Plasma gasification provides a number of key benefits over incineration systems:

  • It unlocks the greatest amount of energy from waste;
  • Feedstocks can be mixed, such as municipal solid waste, biomass, tires, hazardous waste, and  auto shredder waste;
  • It does not generate methane, a potent greenhouse gas;
  • It is not incineration and therefore doesn’t produce leachable bottom ash or fly ash;
  • Clean destruction of hazardous waste, preventing it from reaching landfills;
  • It has virtually no harmful environmental emissions;
  • Production of clean alloyed slag which could be used as construction material;
  • Processing of organic waste into combustible syngas for electric power and thermal energy;
  • Production of value-added products (metals) from slag.

A Plasma Power Plant can also utilize existing landfill content as a feedstock, thus cleaning up previously toxic sites and enabling them to be sold for other uses such as development. For those conscious of the need to cut their carbon footprints, its carbon contribution to the environment is virtually nil.

Analysis of the Plasma Gasification process has been shown to have a ‘negative’ carbon footprint in comparison to other forms of energy generation, produce virtually zero emissions and has the highest landfill diversion rate of any available technology, making it very attractive to local authorities. While plasma technology has been in use for many years it has only recently been developed as a waste management solution.

This was partly because the conventional landfill approach was considerably less expensive, even with transportation costs and gate fees, and there was no regulated requirement for low-carbon energy.  However, with increasing landfill diversion targets and renewable energy targets, the relative cost of the technology has been transformed.
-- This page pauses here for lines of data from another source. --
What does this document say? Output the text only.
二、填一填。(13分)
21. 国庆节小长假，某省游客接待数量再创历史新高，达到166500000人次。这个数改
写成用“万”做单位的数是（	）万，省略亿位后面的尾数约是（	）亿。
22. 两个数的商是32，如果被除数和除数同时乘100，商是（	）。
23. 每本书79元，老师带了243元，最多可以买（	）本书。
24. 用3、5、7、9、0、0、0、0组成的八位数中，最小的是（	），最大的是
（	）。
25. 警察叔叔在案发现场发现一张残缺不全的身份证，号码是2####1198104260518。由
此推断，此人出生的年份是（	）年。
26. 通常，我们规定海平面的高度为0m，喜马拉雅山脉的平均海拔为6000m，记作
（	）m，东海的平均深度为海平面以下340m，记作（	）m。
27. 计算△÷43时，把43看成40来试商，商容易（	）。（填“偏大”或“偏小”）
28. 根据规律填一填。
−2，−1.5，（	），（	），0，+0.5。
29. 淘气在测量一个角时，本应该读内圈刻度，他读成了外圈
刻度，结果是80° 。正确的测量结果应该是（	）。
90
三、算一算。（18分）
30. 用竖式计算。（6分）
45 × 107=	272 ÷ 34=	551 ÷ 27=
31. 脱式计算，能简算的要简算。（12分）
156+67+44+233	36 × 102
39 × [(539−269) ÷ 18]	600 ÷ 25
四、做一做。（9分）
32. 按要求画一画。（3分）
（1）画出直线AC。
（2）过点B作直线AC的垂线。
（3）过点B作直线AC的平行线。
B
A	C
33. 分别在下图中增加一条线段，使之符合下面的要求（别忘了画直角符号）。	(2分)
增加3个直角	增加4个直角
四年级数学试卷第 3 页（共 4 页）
The Main Financial Benefits:

An average plant using 100,000 tonnes of MSW could generate six steady revenue streams from each site:

  • Tipping fees for the waste it receives;
  • Sale of any recyclables removed;
  • Electricity generated (sold to the local grid on long-term power purchase agreement);
  • Heating or cooling sold to local companies, eg hospitals, offices;
  • Double ROCS under the UK Renewable Obligation scheme;  (if in UK, other countries may have similar schemes);
  • Sale of the glassy by-product, produced by the process and sold as building material.